The story below is an excerpt from our Jan./Feb. 2016 issue. For the rest of this story and more like it subscribe today, view our digital edition or download our FREE iOS app!
In 1980, John Cooper, along with his wife Faye, bought and reopened the Original Mast General Store in the rural community of Valle Crucis, North Carolina. The Coopers, with a lot of help from their employees, have opened eight additional stores in historic buildings in towns and cities across the region over the last 35 years.
Margaret Mead’s famous quote, “Never doubt that a small group of thoughtful, committed citizens can change the world. Indeed, it is the only thing that ever has,” seems to easily apply to the small towns and cities that dot the Blue Ridge Mountains. Since coming to Valle Crucis 35 years ago, I have seen that principle proven true over and over again with groups not only changing but improving the world or community.
In 1985, a small group of committed citizens saw an opportunity to stop a development that would have permanently changed the rural character of Valle Crucis forever. Instead of just stopping the development, they created a wonderful park that today is fostering recreation, healthy living and a real sense of community. Furthermore, it inspired nearby communities to create similar parks in their own neighborhoods.
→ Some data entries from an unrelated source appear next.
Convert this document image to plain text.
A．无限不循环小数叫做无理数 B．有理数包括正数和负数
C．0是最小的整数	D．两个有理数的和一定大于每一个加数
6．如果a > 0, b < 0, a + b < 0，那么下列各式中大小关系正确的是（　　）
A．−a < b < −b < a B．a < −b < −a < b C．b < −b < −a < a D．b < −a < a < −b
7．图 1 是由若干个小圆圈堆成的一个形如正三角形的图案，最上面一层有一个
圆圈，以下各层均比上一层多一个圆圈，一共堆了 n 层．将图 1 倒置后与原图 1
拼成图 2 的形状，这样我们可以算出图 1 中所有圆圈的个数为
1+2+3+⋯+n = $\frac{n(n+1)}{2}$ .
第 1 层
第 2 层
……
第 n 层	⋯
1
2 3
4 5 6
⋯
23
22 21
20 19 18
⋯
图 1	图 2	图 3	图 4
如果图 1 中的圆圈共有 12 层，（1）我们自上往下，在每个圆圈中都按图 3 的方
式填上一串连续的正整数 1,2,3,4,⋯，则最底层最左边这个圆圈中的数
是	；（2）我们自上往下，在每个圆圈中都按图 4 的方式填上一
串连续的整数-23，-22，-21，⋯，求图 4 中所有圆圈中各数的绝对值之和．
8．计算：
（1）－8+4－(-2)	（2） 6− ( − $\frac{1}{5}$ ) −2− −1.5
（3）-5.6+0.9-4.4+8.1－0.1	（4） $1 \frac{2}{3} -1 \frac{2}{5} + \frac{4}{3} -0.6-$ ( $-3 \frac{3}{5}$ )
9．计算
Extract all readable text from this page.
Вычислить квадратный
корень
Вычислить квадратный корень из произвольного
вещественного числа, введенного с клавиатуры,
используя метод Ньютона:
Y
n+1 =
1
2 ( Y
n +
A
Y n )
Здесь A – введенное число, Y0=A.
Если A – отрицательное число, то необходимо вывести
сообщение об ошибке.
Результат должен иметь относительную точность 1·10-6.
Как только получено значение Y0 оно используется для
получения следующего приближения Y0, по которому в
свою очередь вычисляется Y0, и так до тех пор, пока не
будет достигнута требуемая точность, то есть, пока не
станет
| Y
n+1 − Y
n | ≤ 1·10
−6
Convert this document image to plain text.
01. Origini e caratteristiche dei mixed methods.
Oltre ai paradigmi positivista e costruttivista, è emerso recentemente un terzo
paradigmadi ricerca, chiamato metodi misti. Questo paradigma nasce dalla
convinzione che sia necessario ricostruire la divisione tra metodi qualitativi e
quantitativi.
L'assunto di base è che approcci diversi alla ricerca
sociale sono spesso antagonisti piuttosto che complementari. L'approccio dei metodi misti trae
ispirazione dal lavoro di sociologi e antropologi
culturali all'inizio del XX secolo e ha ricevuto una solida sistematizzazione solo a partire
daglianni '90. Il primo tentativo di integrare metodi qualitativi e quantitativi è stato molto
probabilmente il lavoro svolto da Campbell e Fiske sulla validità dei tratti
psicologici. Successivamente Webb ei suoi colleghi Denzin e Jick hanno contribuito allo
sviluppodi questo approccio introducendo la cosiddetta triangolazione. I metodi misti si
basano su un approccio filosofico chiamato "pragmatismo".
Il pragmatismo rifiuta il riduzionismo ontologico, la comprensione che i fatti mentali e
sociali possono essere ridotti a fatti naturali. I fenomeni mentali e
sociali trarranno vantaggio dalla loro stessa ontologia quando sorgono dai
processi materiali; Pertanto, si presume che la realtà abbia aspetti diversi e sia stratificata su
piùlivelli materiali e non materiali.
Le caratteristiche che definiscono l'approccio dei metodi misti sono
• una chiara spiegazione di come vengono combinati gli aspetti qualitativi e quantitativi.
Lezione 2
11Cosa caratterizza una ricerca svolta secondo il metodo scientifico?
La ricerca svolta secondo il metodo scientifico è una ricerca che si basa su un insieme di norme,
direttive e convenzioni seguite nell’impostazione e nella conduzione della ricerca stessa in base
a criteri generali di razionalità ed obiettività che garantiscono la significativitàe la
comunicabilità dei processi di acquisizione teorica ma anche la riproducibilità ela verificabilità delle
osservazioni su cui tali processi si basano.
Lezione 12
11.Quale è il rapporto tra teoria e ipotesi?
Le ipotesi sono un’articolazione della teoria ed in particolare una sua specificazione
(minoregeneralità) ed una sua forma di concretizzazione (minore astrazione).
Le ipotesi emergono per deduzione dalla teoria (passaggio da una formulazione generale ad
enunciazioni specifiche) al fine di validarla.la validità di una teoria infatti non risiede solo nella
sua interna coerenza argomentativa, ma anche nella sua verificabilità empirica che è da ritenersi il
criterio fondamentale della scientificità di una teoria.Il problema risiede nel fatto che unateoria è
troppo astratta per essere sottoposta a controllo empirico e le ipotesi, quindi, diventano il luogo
The result is more opportunities for residents and visitors in the High Country to enjoy the natural scenery, walk or jog, canoe or kayak, picnic, listen to local musicians, or to just plain socialize.
Small groups span ages, income levels and residency. The exuberance of youth brought many together when a group of students organized the Watauga Land Trust to protect Howard’s Knob, a prominent peak on the outskirts of Boone. Their efforts raised local awareness of the unprecedented pace of development all across the northwestern corner of North Carolina. Founded in 1995, the Watauga Land Trust became the High Country Conservancy, and continues to grow through a merger with another land conservancy in the area to become the Blue Ridge Conservancy, which has protected over 18,000 acres of family farms, watersheds and environmentally significant land. The effort that started with a few committed citizens is continuing to have an enormous positive impact on the Blue Ridge Mountains.